La cittadina dell’accoglienza e i movimenti calabresi si stringono attorno al sindaco Domenico Lucano. Lui ritira le dimissioni seguite all’ennesimo tentativo di gettare ombre sul suo operato. E dice: «Nella mia idea di militanza non esistono atti per fini personali»

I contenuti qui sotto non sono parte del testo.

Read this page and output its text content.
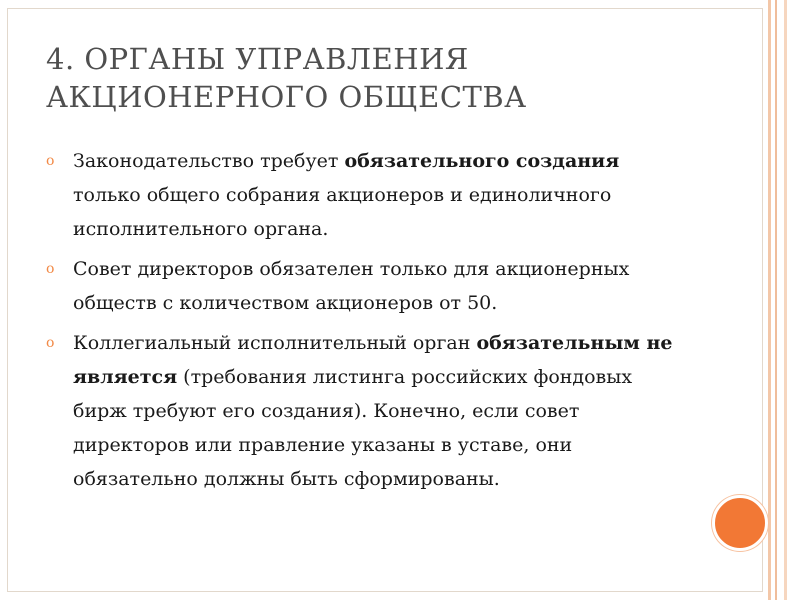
4. ОРГАНЫ УПРАВЛЕНИЯ
АКЦИОНЕРНОГО ОБЩЕСТВА
o Законодательство требует обязательного создания только общего собрания акционеров и единоличного исполнительного органа.
o Совет директоров обязателен только для акционерных обществ с количеством акционеров от 50.
o Коллегиальный исполнительный орган обязательным не является (требования листинга российских фондовых бирж требуют его создания). Конечно, если совет директоров или правление указаны в уставе, они обязательно должны быть сформированы.
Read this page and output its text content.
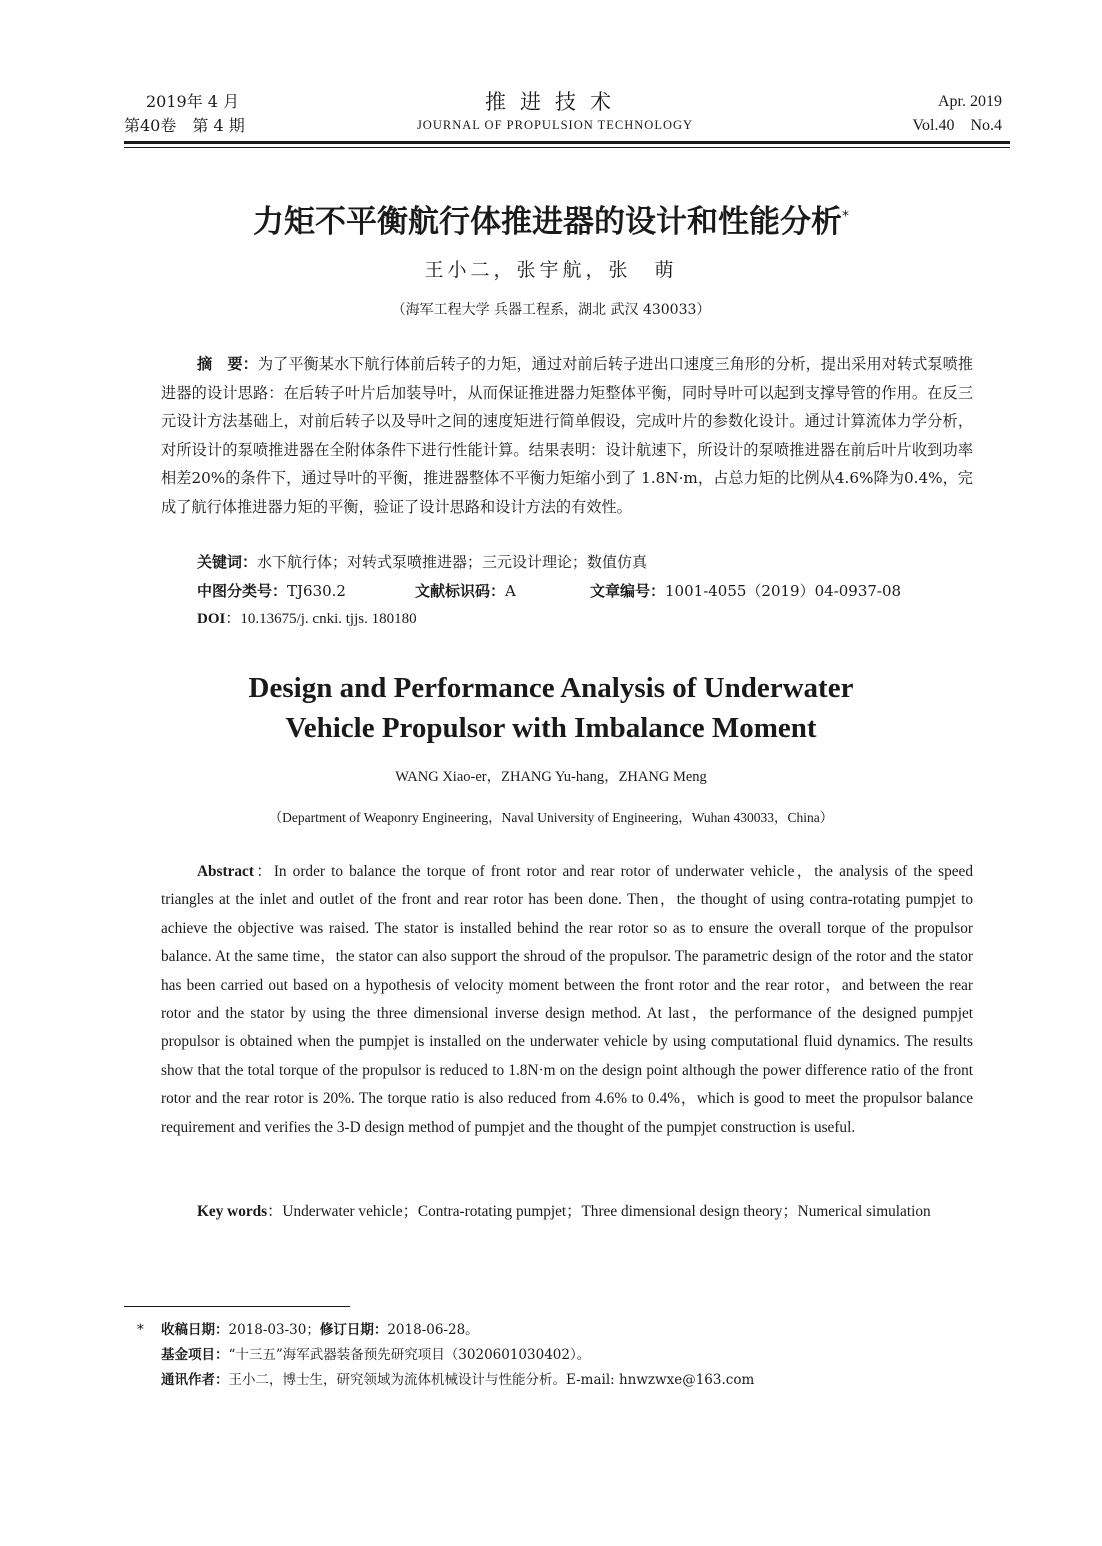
2019年 4 月
第40卷　第 4 期
推进技术
JOURNAL OF PROPULSION TECHNOLOGY
Apr. 2019
Vol.40　No.4
力矩不平衡航行体推进器的设计和性能分析*
王小二，张宇航，张　萌
（海军工程大学 兵器工程系，湖北 武汉 430033）
摘　要：为了平衡某水下航行体前后转子的力矩，通过对前后转子进出口速度三角形的分析，提出采用对转式泵喷推进器的设计思路：在后转子叶片后加装导叶，从而保证推进器力矩整体平衡，同时导叶可以起到支撑导管的作用。在反三元设计方法基础上，对前后转子以及导叶之间的速度矩进行简单假设，完成叶片的参数化设计。通过计算流体力学分析，对所设计的泵喷推进器在全附体条件下进行性能计算。结果表明：设计航速下，所设计的泵喷推进器在前后叶片收到功率相差20%的条件下，通过导叶的平衡，推进器整体不平衡力矩缩小到了 1.8N·m，占总力矩的比例从4.6%降为0.4%，完成了航行体推进器力矩的平衡，验证了设计思路和设计方法的有效性。
关键词：水下航行体；对转式泵喷推进器；三元设计理论；数值仿真
中图分类号：TJ630.2	文献标识码：A	文章编号：1001-4055（2019）04-0937-08
DOI：10.13675/j. cnki. tjjs. 180180
Design and Performance Analysis of Underwater
Vehicle Propulsor with Imbalance Moment
WANG Xiao-er，ZHANG Yu-hang，ZHANG Meng
（Department of Weaponry Engineering，Naval University of Engineering，Wuhan 430033，China）
Abstract：In order to balance the torque of front rotor and rear rotor of underwater vehicle，the analysis of the speed triangles at the inlet and outlet of the front and rear rotor has been done. Then，the thought of using contra-rotating pumpjet to achieve the objective was raised. The stator is installed behind the rear rotor so as to ensure the overall torque of the propulsor balance. At the same time，the stator can also support the shroud of the propulsor. The parametric design of the rotor and the stator has been carried out based on a hypothesis of velocity moment between the front rotor and the rear rotor，and between the rear rotor and the stator by using the three dimensional inverse design method. At last，the performance of the designed pumpjet propulsor is obtained when the pumpjet is installed on the underwater vehicle by using computational fluid dynamics. The results show that the total torque of the propulsor is reduced to 1.8N·m on the design point although the power difference ratio of the front rotor and the rear rotor is 20%. The torque ratio is also reduced from 4.6% to 0.4%，which is good to meet the propulsor balance requirement and verifies the 3-D design method of pumpjet and the thought of the pumpjet construction is useful.
Key words：Underwater vehicle；Contra-rotating pumpjet；Three dimensional design theory；Numerical simulation
* 收稿日期：2018-03-30；修订日期：2018-06-28。
基金项目：“十三五”海军武器装备预先研究项目（3020601030402）。
通讯作者：王小二，博士生，研究领域为流体机械设计与性能分析。E-mail: hnwzwxe@163.com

«Sono Peppino Lavorato e siamo qui per chiedere a Mimmo Lucano di restare, di non dimettersi». Peppino Lavorato è un pezzo di antimafia in carne e ossa. Quando insieme a Peppe Valarioti ha dato inizio alla Rinascita di Rosarno, se lo è visto morire tra le braccia. Un omicidio politico e mafioso rimasto impunito, dal 1980. Oggi Peppino, con i suoi quasi 79 anni, è a Riace per difendere un’altra primavera, quella del sindaco Mimmo Lucano. «Le mafie forse hanno imparato una nuova strategia: non mi chiamano con le persone che contano, con gli amici degli amici, perché io non riconosco queste autorità. Non mi fanno intimidazioni, violenze eclatanti, perché sono consapevoli di rendermi più forte. Rimangono due possibilità: la mia vita o le diffamazioni e le denigrazioni», dice Lucano all’indomani dell’ennesimo tentativo di «gettare ombre su Riace».

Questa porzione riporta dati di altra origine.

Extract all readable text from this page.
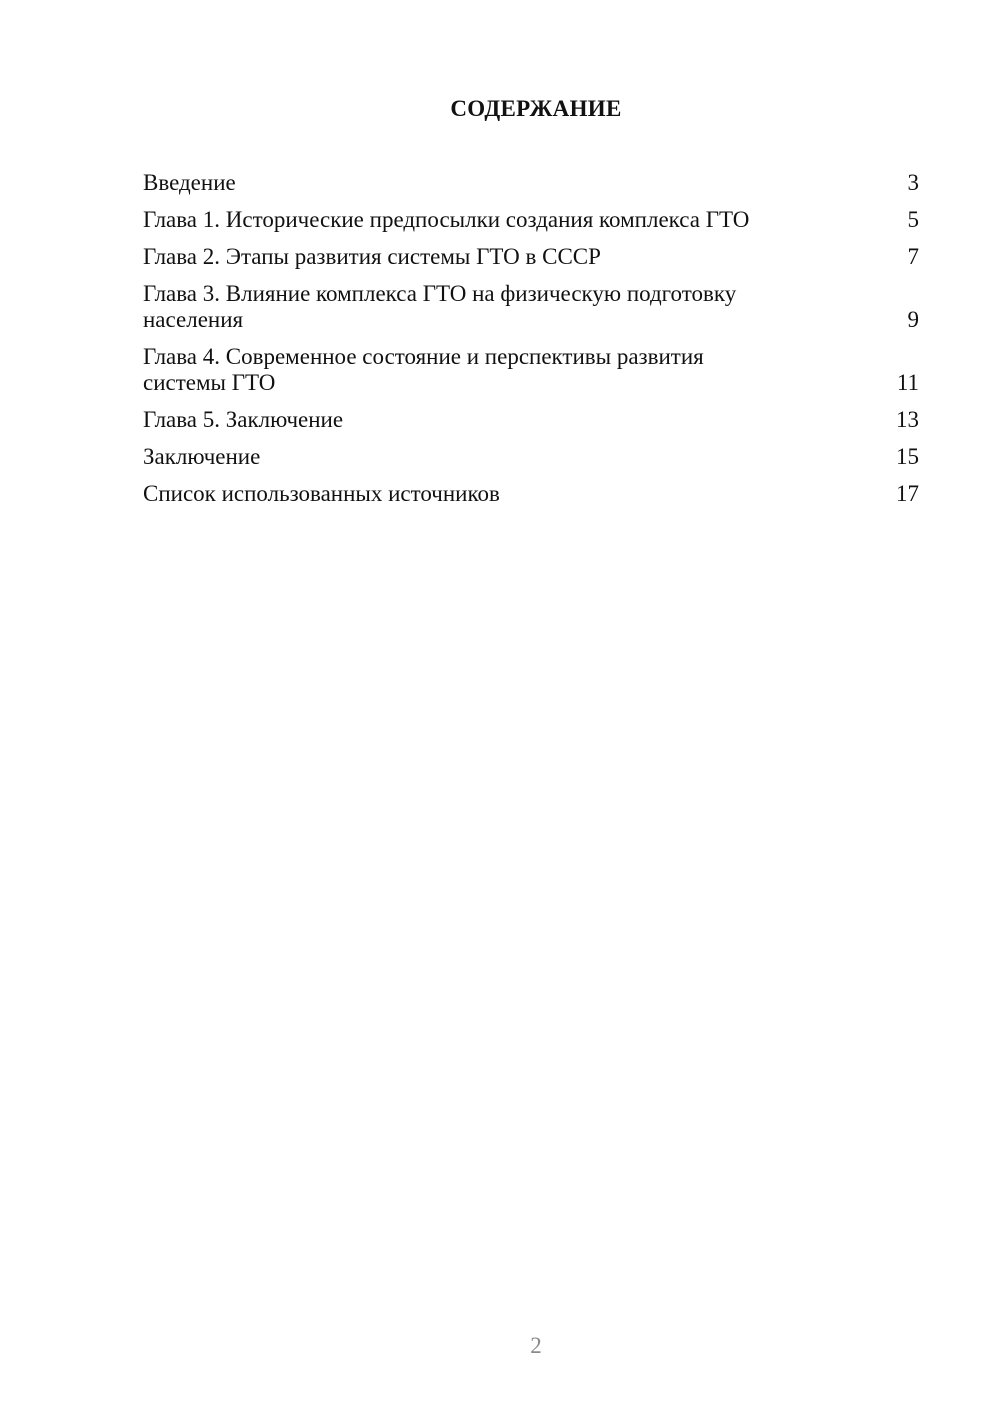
СОДЕРЖАНИЕ
Введение	3
Глава 1. Исторические предпосылки создания комплекса ГТО	5
Глава 2. Этапы развития системы ГТО в СССР	7
Глава 3. Влияние комплекса ГТО на физическую подготовку
населения	9
Глава 4. Современное состояние и перспективы развития
системы ГТО	11
Глава 5. Заключение	13
Заключение	15
Список использованных источников	17
2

Venerdì 30 dicembre, è una delle sere più fredde che si siano viste in Calabria. Fuori dal palazzo comunale, la piazzetta è gremita. Su uno striscione una frase del Che: “La mia casa continuerà a viaggiare su due gambe e i miei sogni non avranno frontiere”. Si sta per strada, perché poco dopo l’annuncio del sindaco la mediateca che avrebbe dovuto ospitare il consiglio comunale aperto è stata devastata: hanno distrutto servizi igienici e suppellettili, tagliato i tubi dell’acqua e allagato la grande sala per poi rovistare tra gli archivi e affondare i documenti sul pavimento. Ma il vento gelido, il mar Jonio in burrasca e le festività non hanno impedito a centinaia di persone di raggiungere Riace, e ai riacesi di raggiungere il palazzo del Comune. Stasera il consiglio comunale deve decidere se accettare o respingere le dimissioni del sindaco. E i consiglieri le respingono, persino quelli di opposizione.